Archie is born

I need to write.  It’s how I think.  And, by gum, is there plenty to think about right now. 

This pandemic, and how we recover from it, is throwing up so many questions about how we live our lives, govern our countries and stimulate our economies.  Every single day, our lips move over what we should make or import, where and how we should travel, and how we should educate our young (and not young) people. The imperative to reverse the damage we are doing to our planet is immediate.  Constitutional quandaries abound.   

Last week, I said to a friend that the forthcoming Scottish election could just be the most important vote in our lifetime – then immediately retracted it.  We’ve had a number of those already.  Whether it does turn out to be the most important election, or just a really important election, there persists the feeling that, right now, important stuff is happening that every one of us needs to think about.  For me, arguably for all of us, writing is thinking.  

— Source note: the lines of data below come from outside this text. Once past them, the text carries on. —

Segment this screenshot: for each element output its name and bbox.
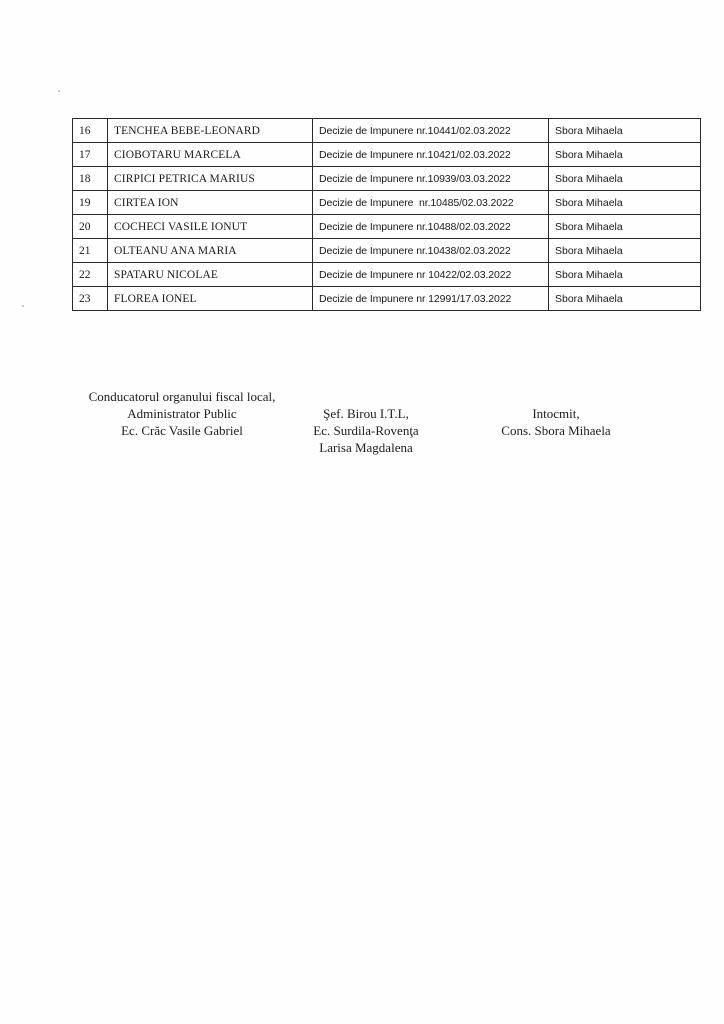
row-number: 20 <box>73 215 108 239</box>
taxpayer-name: TENCHEA BEBE-LEONARD <box>108 119 313 143</box>
scan-speck <box>22 305 24 307</box>
decision-reference: Decizie de Impunere nr.10441/02.03.2022 <box>313 119 549 143</box>
responsible-person: Sbora Mihaela <box>549 239 701 263</box>
signature-title: Administrator Public <box>127 406 237 421</box>
signature-name: Ec. Surdila-Rovenţa <box>313 423 419 438</box>
row-number: 21 <box>73 239 108 263</box>
signature-role: Intocmit, <box>532 406 580 421</box>
row-number: 17 <box>73 143 108 167</box>
decision-reference: Decizie de Impunere nr.10939/03.03.2022 <box>313 167 549 191</box>
taxpayer-name: SPATARU NICOLAE <box>108 263 313 287</box>
decisions-table-body <box>73 119 701 311</box>
taxpayer-name: FLOREA IONEL <box>108 287 313 311</box>
responsible-person: Sbora Mihaela <box>549 167 701 191</box>
decisions-table <box>72 118 701 311</box>
decision-reference: Decizie de Impunere nr.10438/02.03.2022 <box>313 239 549 263</box>
signature-block-head-of-fiscal-body <box>66 388 298 439</box>
signature-role: Şef. Birou I.T.L, <box>323 406 409 421</box>
table-row <box>73 167 701 191</box>
decision-reference: Decizie de Impunere nr.10485/02.03.2022 <box>313 191 549 215</box>
table-row <box>73 143 701 167</box>
responsible-person: Sbora Mihaela <box>549 287 701 311</box>
row-number: 18 <box>73 167 108 191</box>
row-number: 19 <box>73 191 108 215</box>
responsible-person: Sbora Mihaela <box>549 119 701 143</box>
table-row <box>73 263 701 287</box>
taxpayer-name: CIOBOTARU MARCELA <box>108 143 313 167</box>
responsible-person: Sbora Mihaela <box>549 215 701 239</box>
decision-reference: Decizie de Impunere nr.10488/02.03.2022 <box>313 215 549 239</box>
table-row <box>73 119 701 143</box>
taxpayer-name: OLTEANU ANA MARIA <box>108 239 313 263</box>
taxpayer-name: COCHECI VASILE IONUT <box>108 215 313 239</box>
scan-speck <box>58 90 60 92</box>
decision-reference: Decizie de Impunere nr.10421/02.03.2022 <box>313 143 549 167</box>
row-number: 22 <box>73 263 108 287</box>
row-number: 16 <box>73 119 108 143</box>
signature-name: Cons. Sbora Mihaela <box>501 423 611 438</box>
table-row <box>73 215 701 239</box>
table-row <box>73 287 701 311</box>
table-row <box>73 239 701 263</box>
signature-block-prepared-by <box>470 405 642 439</box>
signature-name: Ec. Crăc Vasile Gabriel <box>121 423 243 438</box>
taxpayer-name: CIRPICI PETRICA MARIUS <box>108 167 313 191</box>
decision-reference: Decizie de Impunere nr 12991/17.03.2022 <box>313 287 549 311</box>
taxpayer-name: CIRTEA ION <box>108 191 313 215</box>
signature-block-office-head <box>280 405 452 456</box>
decision-reference: Decizie de Impunere nr 10422/02.03.2022 <box>313 263 549 287</box>
row-number: 23 <box>73 287 108 311</box>
table-row <box>73 191 701 215</box>
responsible-person: Sbora Mihaela <box>549 191 701 215</box>
responsible-person: Sbora Mihaela <box>549 263 701 287</box>
signature-name-continued: Larisa Magdalena <box>319 440 413 455</box>
responsible-person: Sbora Mihaela <box>549 143 701 167</box>
signature-role: Conducatorul organului fiscal local, <box>88 389 276 404</box>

On Scottish Independence, I am genuinely on the fence.  I look to Westminster and see an unelected second chamber of nearly 800, billions being spent to increase our number of nuclear warheads – 20 years after the end of the Cold War – yet no money to give nurses a fair pay deal.  The hardest of hard Brexits, and the subsequent self-damage, is only just beginning.  Cronyism and corruption prevail.  The temptation to pull away from all of that, and to be part of the generation that creates a fairer, more progressive alternative is very real and very difficult to resist.  On the other hand, the complex issues of fiscal deficit and hard currency still require clear solutions. 

I am privileged to be a reasonably senior public servant working alongside highly skilled and committed colleagues.  I have the tremendous reward of helping other people and being paid for it.  My job is all about humans and knowledge and interactions, and it allows me to meet and put my nose into almost every stratum of Scottish life.  I work in a profession that is a political football.  Every man and woman and in the street has an opinion on it and many, apparently, know how to do it. But there is a limited range of professional opinion in our national discourse.  

To process all of this, to make sense of the sublime conversations and ridiculous insights that enter my head in any 24-hour period, I need to write.  To work out what I think, I need to write.  And I need to put that writing out there and test it against what others think.  

When my words have been published before, they have struck chords, made headlines and been perceived as a credible, informed voice. But they have also brought hot water alarmingly near and I’d prefer to keep my job and continue paying my mortgage. Anonymity also protects the humans I work with. It means I can test my views and discuss questions on a wider range of issues without involving my employer or drawing unwanted attention to other people who might not want it. Since no political party satisfies me entirely it means I can take a fair swipe at them all without being accused of favouring any particular side. As many of us still wrestle with the question of Independence, I hope I can present a fairly balanced approach.

The expression “he thinks he’s Archie” is used in these parts to refer to someone who thinks too highly of himself: a rib-poke for the vain, the self-important and those who like the sound of their own voice. It seems fitting when I’m sticking my thoughts and opinions out into the world, assuming that the world wants them. But it is accompanied by genuine nervousness and self-doubt: what I write might not be interesting, might be better expressed by others or might just be plain wrong. I know I’m not even a flea on Archie’s dog.

But my writing isn’t for the world.  It’s for anyone who wants to read it and engage in dialogue with me to help me think.    Archie will just me help get it out there.